Droughts are a natural and regular characteristic for Australian agriculture and other climate sensitive industries. Australia should, and most businesses do, invest their scarce labour and capital in agriculture only if on average they expect to earn as much here as they would in other parts of the economy. Most families recognise and plan to balance low incomes of drought periods with higher returns received in better seasons to maintain living standards. Drought assistance is another form of selective industry subsidy, just like tariffs and quotas. Worse, the history of Australian drought assistance reveals that some farmers are advantaged at the expense of other framers. Inevitably droughts result in some farm families, and perhaps more so other rural families and some in urban areas, being forced into poverty. Social security system support targeted on family incomes is a more direct and effective way of meeting society equity concerns than is drought assistance.

Australian agriculture is a game of uncertainty with fluctuating fortunes in seasonal conditions and commodity prices. While our ability to predict the timing and duration of drought is still limited, we know for sure that they will occur, and that in time rain will restore periods of favourable conditions. Drought causes losses of production, challenges maintenance of the capital stock, and it may threaten the environment. The adverse effects of drought are often worse for non-farm rural businesses and even for urban businesses and their employees providing agriculture with machinery, transport, materials and services, than drought is for farmers.

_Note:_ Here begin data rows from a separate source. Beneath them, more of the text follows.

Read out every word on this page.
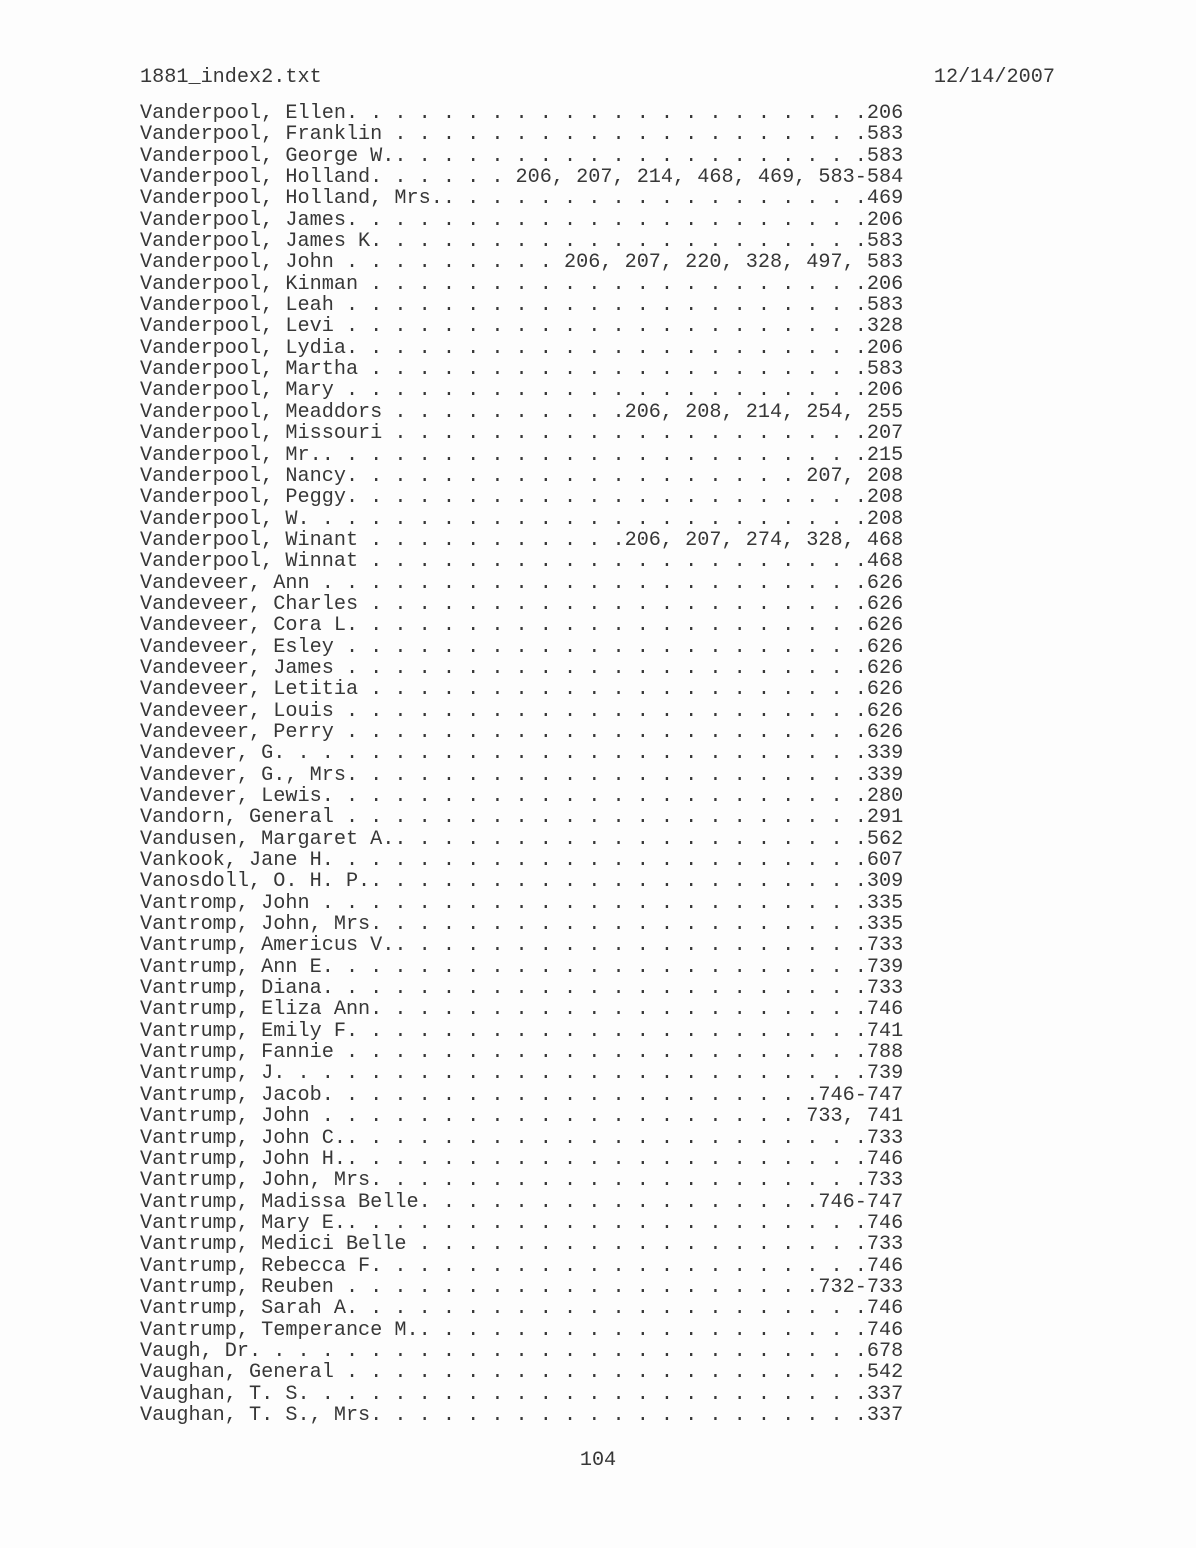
1881_index2.txt	12/14/2007
Vanderpool, Ellen. . . . . . . . . . . . . . . . . . . . . .206
Vanderpool, Franklin . . . . . . . . . . . . . . . . . . . .583
Vanderpool, George W.. . . . . . . . . . . . . . . . . . . .583
Vanderpool, Holland. . . . . . 206, 207, 214, 468, 469, 583-584
Vanderpool, Holland, Mrs.. . . . . . . . . . . . . . . . . .469
Vanderpool, James. . . . . . . . . . . . . . . . . . . . . .206
Vanderpool, James K. . . . . . . . . . . . . . . . . . . . .583
Vanderpool, John . . . . . . . . . 206, 207, 220, 328, 497, 583
Vanderpool, Kinman . . . . . . . . . . . . . . . . . . . . .206
Vanderpool, Leah . . . . . . . . . . . . . . . . . . . . . .583
Vanderpool, Levi . . . . . . . . . . . . . . . . . . . . . .328
Vanderpool, Lydia. . . . . . . . . . . . . . . . . . . . . .206
Vanderpool, Martha . . . . . . . . . . . . . . . . . . . . .583
Vanderpool, Mary . . . . . . . . . . . . . . . . . . . . . .206
Vanderpool, Meaddors . . . . . . . . . .206, 208, 214, 254, 255
Vanderpool, Missouri . . . . . . . . . . . . . . . . . . . .207
Vanderpool, Mr.. . . . . . . . . . . . . . . . . . . . . . .215
Vanderpool, Nancy. . . . . . . . . . . . . . . . . . . 207, 208
Vanderpool, Peggy. . . . . . . . . . . . . . . . . . . . . .208
Vanderpool, W. . . . . . . . . . . . . . . . . . . . . . . .208
Vanderpool, Winant . . . . . . . . . . .206, 207, 274, 328, 468
Vanderpool, Winnat . . . . . . . . . . . . . . . . . . . . .468
Vandeveer, Ann . . . . . . . . . . . . . . . . . . . . . . .626
Vandeveer, Charles . . . . . . . . . . . . . . . . . . . . .626
Vandeveer, Cora L. . . . . . . . . . . . . . . . . . . . . .626
Vandeveer, Esley . . . . . . . . . . . . . . . . . . . . . .626
Vandeveer, James . . . . . . . . . . . . . . . . . . . . . .626
Vandeveer, Letitia . . . . . . . . . . . . . . . . . . . . .626
Vandeveer, Louis . . . . . . . . . . . . . . . . . . . . . .626
Vandeveer, Perry . . . . . . . . . . . . . . . . . . . . . .626
Vandever, G. . . . . . . . . . . . . . . . . . . . . . . . .339
Vandever, G., Mrs. . . . . . . . . . . . . . . . . . . . . .339
Vandever, Lewis. . . . . . . . . . . . . . . . . . . . . . .280
Vandorn, General . . . . . . . . . . . . . . . . . . . . . .291
Vandusen, Margaret A.. . . . . . . . . . . . . . . . . . . .562
Vankook, Jane H. . . . . . . . . . . . . . . . . . . . . . .607
Vanosdoll, O. H. P.. . . . . . . . . . . . . . . . . . . . .309
Vantromp, John . . . . . . . . . . . . . . . . . . . . . . .335
Vantromp, John, Mrs. . . . . . . . . . . . . . . . . . . . .335
Vantrump, Americus V.. . . . . . . . . . . . . . . . . . . .733
Vantrump, Ann E. . . . . . . . . . . . . . . . . . . . . . .739
Vantrump, Diana. . . . . . . . . . . . . . . . . . . . . . .733
Vantrump, Eliza Ann. . . . . . . . . . . . . . . . . . . . .746
Vantrump, Emily F. . . . . . . . . . . . . . . . . . . . . .741
Vantrump, Fannie . . . . . . . . . . . . . . . . . . . . . .788
Vantrump, J. . . . . . . . . . . . . . . . . . . . . . . . .739
Vantrump, Jacob. . . . . . . . . . . . . . . . . . . . .746-747
Vantrump, John . . . . . . . . . . . . . . . . . . . . 733, 741
Vantrump, John C.. . . . . . . . . . . . . . . . . . . . . .733
Vantrump, John H.. . . . . . . . . . . . . . . . . . . . . .746
Vantrump, John, Mrs. . . . . . . . . . . . . . . . . . . . .733
Vantrump, Madissa Belle. . . . . . . . . . . . . . . . .746-747
Vantrump, Mary E.. . . . . . . . . . . . . . . . . . . . . .746
Vantrump, Medici Belle . . . . . . . . . . . . . . . . . . .733
Vantrump, Rebecca F. . . . . . . . . . . . . . . . . . . . .746
Vantrump, Reuben . . . . . . . . . . . . . . . . . . . .732-733
Vantrump, Sarah A. . . . . . . . . . . . . . . . . . . . . .746
Vantrump, Temperance M.. . . . . . . . . . . . . . . . . . .746
Vaugh, Dr. . . . . . . . . . . . . . . . . . . . . . . . . .678
Vaughan, General . . . . . . . . . . . . . . . . . . . . . .542
Vaughan, T. S. . . . . . . . . . . . . . . . . . . . . . . .337
Vaughan, T. S., Mrs. . . . . . . . . . . . . . . . . . . . .337
104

As a nation, and as individual businesses, we should allocate our limited and scarce labour and capital to wheat growing, sheep grazing, horticulture and other rural activities only if we expect to earn over time as much here as we would by investing in tourism, manufacturing, education, and so on. Good economic management for the economy and good business decision making recognises the ups and downs of the business environment.

Calls for drought assistance are really a call for selective subsidies to a particular industry, or particular components of an industry. Government subsidies for fodder, for transport, for concessional interest rates on credit, and direct grants to farmers in drought declared areas are no different to tariffs on motor vehicles, subsidies for first home buyers, restrictions on taxi plates, and quotas on domestic content on television. Drought assistance increases the return to agriculture above market returns. Such subsidisation causes over the longer run too much labour, capital and other scarce resources to be drawn into agriculture away from other parts of the economy. Australia's world class economic growth over recent decades has been achieved in part by removing selective industry assistance. Drought assistance would be a retrograde move for a productive economy.

Further, the selective nature of drought assistance as practiced in Australia has adverse effects on other efficient farmers. For example, a part of the subsidy for fodder for drought affected extensive sheep and cattle gazing is borne by higher prices for feed used by dairy, pig and poultry farmers. Concessional interest rates for farmers in debt quickly become capitalised in higher land values than otherwise, and these higher land values tend to hold-up and defer the transfer of land from those who do not prepare for drought to those who do. Again, why self prepare for drought if you know the government will provide some assistance.

Unfortunately, droughts often are the last straw on the camel's back that drives some families into poverty, or at least to living standards below community agreed levels. Australians clearly wish to support such families. The social security system is specifically designed for this purpose. It targets families in need. By contrast, drought assistance is aimed more at agricultural businesses, and not necessarily businesses of low income families.